Многие люди, достигшие выдающихся успехов в физике, математике, медицине, гуманитарных областях, начали всерьёз интересоваться этими предметами ещё в детстве. Тут важен баланс — сочетание интеллектуальной свободы и внутренней дисциплины. Ибо свобода духа отнюдь не равноценна формуле «всё позволено».
И ещё: школа должна научить детей работать с текстом. Причём не только на смысловом, но и на фонетическом, звуковом, эстетическом уровнях. Медленное чтение —особенно стихов — воспитывает в том числе и нравственный слух. Понимание поэзии — ключ к мировой культуре. Постижение внутреннего обаяния поэзии можно сравнить с отношением к женщине:
…И прелести твоей секрет
разгадке жизни равносилен…
Сейчас нередко молодой человек слушает стихи как что-то сугубо ритуальное, «для приличия», но это для него звук пустой. Наступает, как сказал бы Мандельштам, «глухота паучья». Ибо подобный слушатель привык извлекать из текста «чистую» информацию. А что он может извлечь из: «Осенняя пора, очей очарованье…».

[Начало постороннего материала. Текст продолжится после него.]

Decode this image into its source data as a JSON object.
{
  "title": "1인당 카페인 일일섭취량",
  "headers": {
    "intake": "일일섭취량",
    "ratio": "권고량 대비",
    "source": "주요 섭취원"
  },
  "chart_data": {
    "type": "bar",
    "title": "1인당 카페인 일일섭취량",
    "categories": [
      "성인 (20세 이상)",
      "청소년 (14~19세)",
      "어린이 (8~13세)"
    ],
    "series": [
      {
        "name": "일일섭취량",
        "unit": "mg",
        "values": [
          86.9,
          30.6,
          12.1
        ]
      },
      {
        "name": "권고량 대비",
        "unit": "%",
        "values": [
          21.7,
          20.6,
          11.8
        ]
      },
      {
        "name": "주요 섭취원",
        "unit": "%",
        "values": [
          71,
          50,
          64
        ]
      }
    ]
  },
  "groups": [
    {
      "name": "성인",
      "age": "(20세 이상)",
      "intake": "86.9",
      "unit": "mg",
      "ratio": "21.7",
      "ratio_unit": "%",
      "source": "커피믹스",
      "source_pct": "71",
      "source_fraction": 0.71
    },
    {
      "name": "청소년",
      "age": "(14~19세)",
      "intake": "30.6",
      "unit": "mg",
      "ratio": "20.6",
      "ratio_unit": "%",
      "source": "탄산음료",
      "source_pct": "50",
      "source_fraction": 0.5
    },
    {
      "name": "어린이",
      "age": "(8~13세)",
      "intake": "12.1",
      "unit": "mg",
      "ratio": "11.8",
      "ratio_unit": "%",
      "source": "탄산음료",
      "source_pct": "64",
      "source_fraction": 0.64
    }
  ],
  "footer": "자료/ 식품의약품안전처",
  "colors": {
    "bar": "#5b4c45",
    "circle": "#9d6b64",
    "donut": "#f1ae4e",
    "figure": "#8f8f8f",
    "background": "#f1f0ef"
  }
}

Я, например, перечитал Пушкина через много лет после окончания школы. И только тогда понял слова Ахматовой: ««Онегина» воздушная громада как облако стояло надо мной…». Увы, в школе такого ощущения не было.
Культура — это не бутоньерка, украшающая пиджак, без которой можно и обойтись. Культура — это и есть сам пиджак. Худо-бедно, но примерять его надо уже в школе.